Ranking and Clustering Web Services using Multi-Criteria Dominance Relationships

Dimitrios Skoutas, Dimitris Sacharidis, Alkis Simitsis, Timos Sellis
IEEE Transactions on Services Computing, Special issue on Query Models and Efficient Selection of Web Services (to appear)
Abstract. As the Web is increasingly used not only to find answers to specific information needs but also to carry out various tasks, enhancing the capabilities of current Web search engines with effective and efficient techniques for Web service retrieval and selection becomes an important issue. Existing service matchmakers typically determine the relevance between a Web service advertisement and a service request by computing an overall score that aggregates individual matching scores among the various parameters in their descriptions. Two main drawbacks characterize such approaches. First, there is no single matching criterion that is optimal for determining the similarity between parameters. Instead, there are numerous approaches ranging from Information Retrieval similarity measures up to semantic logic-based inference rules.

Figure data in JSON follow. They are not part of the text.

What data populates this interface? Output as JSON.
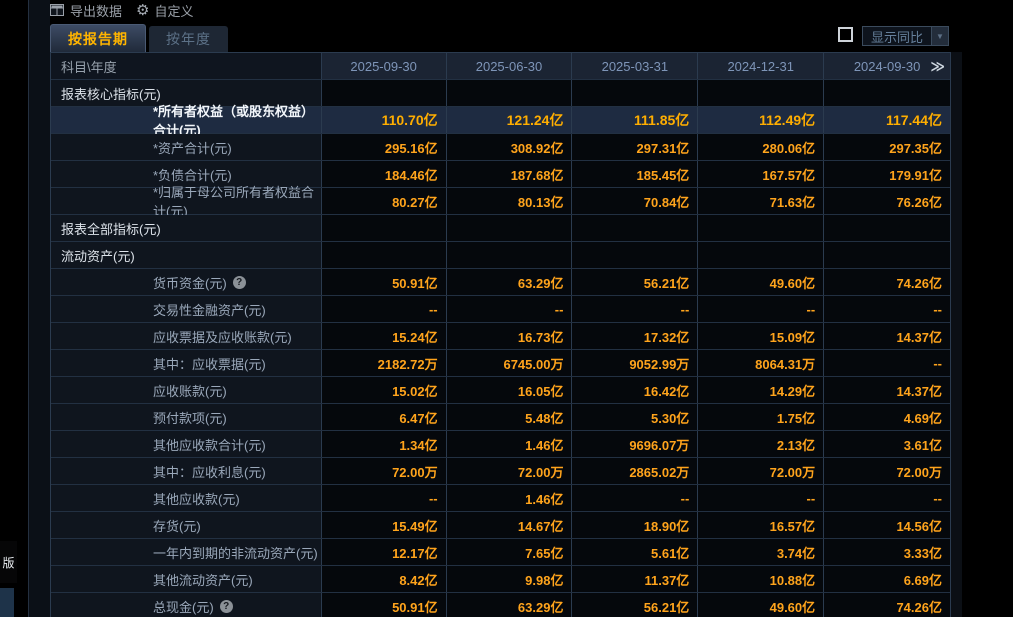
{
  "toolbar": {
    "export_label": "导出数据",
    "customize_label": "自定义",
    "gear_glyph": "⚙"
  },
  "tabs": [
    {
      "label": "按报告期",
      "active": true
    },
    {
      "label": "按年度",
      "active": false
    }
  ],
  "yoy_control": {
    "checked": false,
    "label": "显示同比",
    "arrow_glyph": "▼"
  },
  "side_banner": {
    "label": "版"
  },
  "table": {
    "corner_header": "科目\\年度",
    "columns": [
      "2025-09-30",
      "2025-06-30",
      "2025-03-31",
      "2024-12-31",
      "2024-09-30"
    ],
    "more_columns_icon": "≫",
    "rows": [
      {
        "label": "报表核心指标(元)",
        "type": "section",
        "values": [
          "",
          "",
          "",
          "",
          ""
        ]
      },
      {
        "label": "*所有者权益（或股东权益）合计(元)",
        "type": "highlight",
        "values": [
          "110.70亿",
          "121.24亿",
          "111.85亿",
          "112.49亿",
          "117.44亿"
        ]
      },
      {
        "label": "*资产合计(元)",
        "type": "item",
        "values": [
          "295.16亿",
          "308.92亿",
          "297.31亿",
          "280.06亿",
          "297.35亿"
        ]
      },
      {
        "label": "*负债合计(元)",
        "type": "item",
        "values": [
          "184.46亿",
          "187.68亿",
          "185.45亿",
          "167.57亿",
          "179.91亿"
        ]
      },
      {
        "label": "*归属于母公司所有者权益合计(元)",
        "type": "item",
        "values": [
          "80.27亿",
          "80.13亿",
          "70.84亿",
          "71.63亿",
          "76.26亿"
        ]
      },
      {
        "label": "报表全部指标(元)",
        "type": "section",
        "values": [
          "",
          "",
          "",
          "",
          ""
        ]
      },
      {
        "label": "流动资产(元)",
        "type": "section",
        "values": [
          "",
          "",
          "",
          "",
          ""
        ]
      },
      {
        "label": "货币资金(元)",
        "type": "item",
        "help": true,
        "values": [
          "50.91亿",
          "63.29亿",
          "56.21亿",
          "49.60亿",
          "74.26亿"
        ]
      },
      {
        "label": "交易性金融资产(元)",
        "type": "item",
        "values": [
          "--",
          "--",
          "--",
          "--",
          "--"
        ]
      },
      {
        "label": "应收票据及应收账款(元)",
        "type": "item",
        "values": [
          "15.24亿",
          "16.73亿",
          "17.32亿",
          "15.09亿",
          "14.37亿"
        ]
      },
      {
        "label": "其中：应收票据(元)",
        "type": "item",
        "values": [
          "2182.72万",
          "6745.00万",
          "9052.99万",
          "8064.31万",
          "--"
        ]
      },
      {
        "label": "应收账款(元)",
        "type": "item",
        "values": [
          "15.02亿",
          "16.05亿",
          "16.42亿",
          "14.29亿",
          "14.37亿"
        ]
      },
      {
        "label": "预付款项(元)",
        "type": "item",
        "values": [
          "6.47亿",
          "5.48亿",
          "5.30亿",
          "1.75亿",
          "4.69亿"
        ]
      },
      {
        "label": "其他应收款合计(元)",
        "type": "item",
        "values": [
          "1.34亿",
          "1.46亿",
          "9696.07万",
          "2.13亿",
          "3.61亿"
        ]
      },
      {
        "label": "其中：应收利息(元)",
        "type": "item",
        "values": [
          "72.00万",
          "72.00万",
          "2865.02万",
          "72.00万",
          "72.00万"
        ]
      },
      {
        "label": "其他应收款(元)",
        "type": "item",
        "values": [
          "--",
          "1.46亿",
          "--",
          "--",
          "--"
        ]
      },
      {
        "label": "存货(元)",
        "type": "item",
        "values": [
          "15.49亿",
          "14.67亿",
          "18.90亿",
          "16.57亿",
          "14.56亿"
        ]
      },
      {
        "label": "一年内到期的非流动资产(元)",
        "type": "item",
        "values": [
          "12.17亿",
          "7.65亿",
          "5.61亿",
          "3.74亿",
          "3.33亿"
        ]
      },
      {
        "label": "其他流动资产(元)",
        "type": "item",
        "values": [
          "8.42亿",
          "9.98亿",
          "11.37亿",
          "10.88亿",
          "6.69亿"
        ]
      },
      {
        "label": "总现金(元)",
        "type": "item",
        "help": true,
        "values": [
          "50.91亿",
          "63.29亿",
          "56.21亿",
          "49.60亿",
          "74.26亿"
        ]
      }
    ]
  },
  "colors": {
    "value_orange": "#ffa41c",
    "highlight_value_orange": "#ffae00",
    "tab_active_text": "#ffb400",
    "header_text": "#7e95b8",
    "highlight_row_bg": "#1e2b41",
    "header_bg": "#1b2433",
    "label_col_bg": "#0f151e",
    "value_col_bg": "#05080c"
  }
}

Second, the reduction of individual scores to an overall similarity leads to significant information loss. Determining appropriate weights for these intermediate scores requires knowledge of user preferences, which is often not possible or easy to acquire. Instead, using a typical aggregation function, such as the average or the minimum of the degrees of match across the service parameters, introduces undesired bias, which often reduces the accuracy of the retrieval process. Consequently, several services, e.g., those having a single unmatched parameter, may be excluded from the result set, while being potentially good candidates. In this work, we present two complementary approaches that overcome the aforementioned deficiencies. First, we propose a methodology for ranking the relevant services for a given request, introducing objective measures based on dominance relationships defined among the services. Second, we investigate methods for clustering the relevant services in a way that reveals and reflects the different trade-offs between the matched parameters. We demonstrate the effectiveness and the efficiency of our proposed techniques and algorithms through extensive experimental evaluation on both real requests and relevance sets, as well as on synthetic scenarios.